А тот день уж до того жарким выдался, что и не упомню такого. Птицы падали с неба, спеченные на лету. Зала попыталась взвалить себе на спину здоровенный сноп, впору двоим мужикам тащить. А только попробуй скажи ей, чтоб бросила. Сердится, плачет. Вдруг вижу, осела моя милая, глаза зажмурила, но не пикнет. «Что с тобой?» — кричу. «Ничего, — говорит, — прихватило малость. У меня ведь еще с утра нет-нет да схватит, но так сильно, как сейчас, еще не было. Ой, словно нож вонзили. Пойду домой, пожалуй. Не ровен час, в поле разрожусь». Я кинулся к ней, проводить хотел. Какое там! «Ты что, хочешь, чтоб наше зерно осыпалось? — кричит. — И в мыслях не держи! Не хватало, чтобы наш хлеб муравьям да птицам достался. Я сама как-нибудь». И ведь пошла. Обхватила живот, согнулась в три погибели, но идет. Вдруг, вижу, упала. Я — к ней, помочь хочу. Рассердилась, прогнала меня. Насилу поднялась — и ушла.

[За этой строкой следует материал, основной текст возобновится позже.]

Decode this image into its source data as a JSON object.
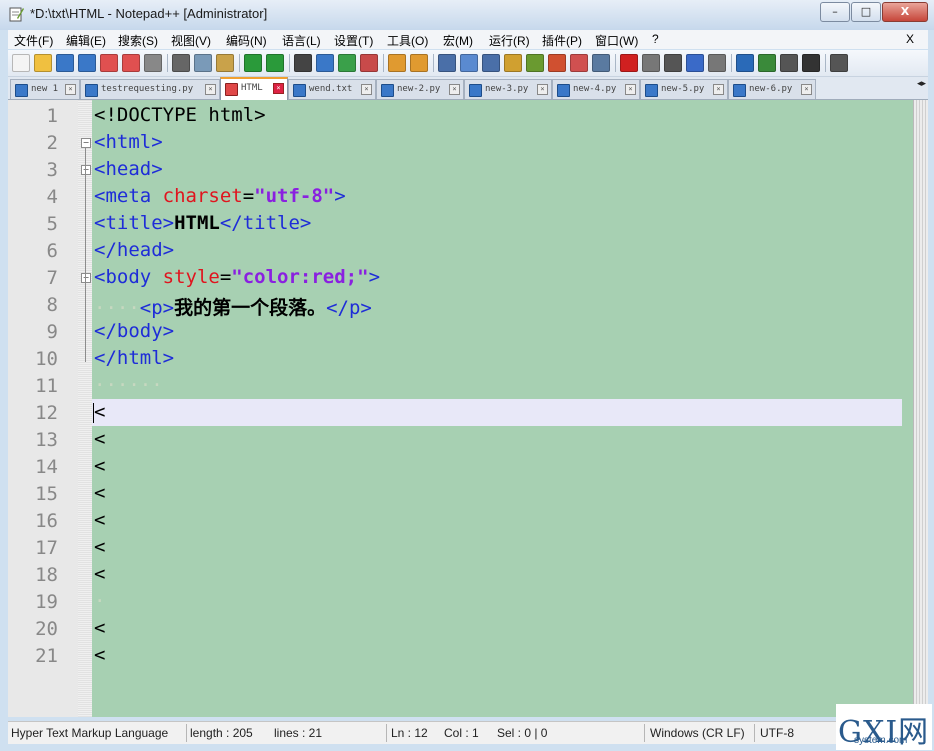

Вечером прихожу домой, а она тихонько так лежит, к боку дитя прижимает. Одна-одинешенька рожала, сама пуповину ножницами обрезала, сама ребенка обмыла, запеленала. Ни единой женщины поблизости не оказалось, чтобы пособить ей. И первое, что сказала мне, когда я домой вернулся: «Не давай, Исмаил, зерну осыпаться».

Они как сговорились — хозяин и моя Зала. В один голос твердят: «Быстрей жни, быстрей. Зерно осыпается. Гляди, чтоб урожай муравьям да птицам не достался». Хозяин кричит: «Горит зерно, торопиться надо!» А Зала плачет потихоньку: «В кои-то веки на себя работаем, а ты медлишь. Ты за меня не беспокойся, я сама за собой присмотрю».

Вот как оно вышло, что я оставлял ее одну, а сам в поле с утра до ночи проводил. Не по своей воле.

Дженнет тихо вздохнула:

— Она, бедняжка, выросла на чужих хлебах, на сиротских, горьких. Сладок, видать, показался ей собственный кусок. Вай, Зала.

— Смотрю, неделя миновала, а она с кровати не встает, — продолжал Исмаил. — «Зала, свет мой, — говорю, — так больше нельзя. Взгляни, на кого ты похожа стала: лицо желтое как воск, кости выпирают. Так и помереть недолго. Как хочешь, а я еще день-другой подожду, и, ежели не полегчает тебе, к доктору поедем». Она в ответ разрыдалась. «Утром здоровая стану, увидишь». И в поле велела идти. Так она и лежала дома — без еды, без питья, без глаза. А что за дом у нас, сама знаешь, тетя: старая конюшня Зеки-бея.

Если бы не хозяин, я бы сумел ее уговорить. Но с ним — никакого сладу. «Я тебя, — говорит, — испольщиком взял, именно тебя, а не кого другого. А ты в такое горячее время вздумал с бабой сидеть. Пропадет мое добро — ты виноват будешь». А ей день ото дня все хуже делалось. Уж как я ее умолял к доктору поехать, а она знай Аллахом клянется, что чувствует себя лучше, что назавтра здоровехонька с постели встанет. Какое там! Отощала совсем, глаза ввалились. А работы, будь она неладна, не убавляется. Вижу, жена совсем плохая стала, умирает, бедная. Двадцать дней прошло, как занемогла.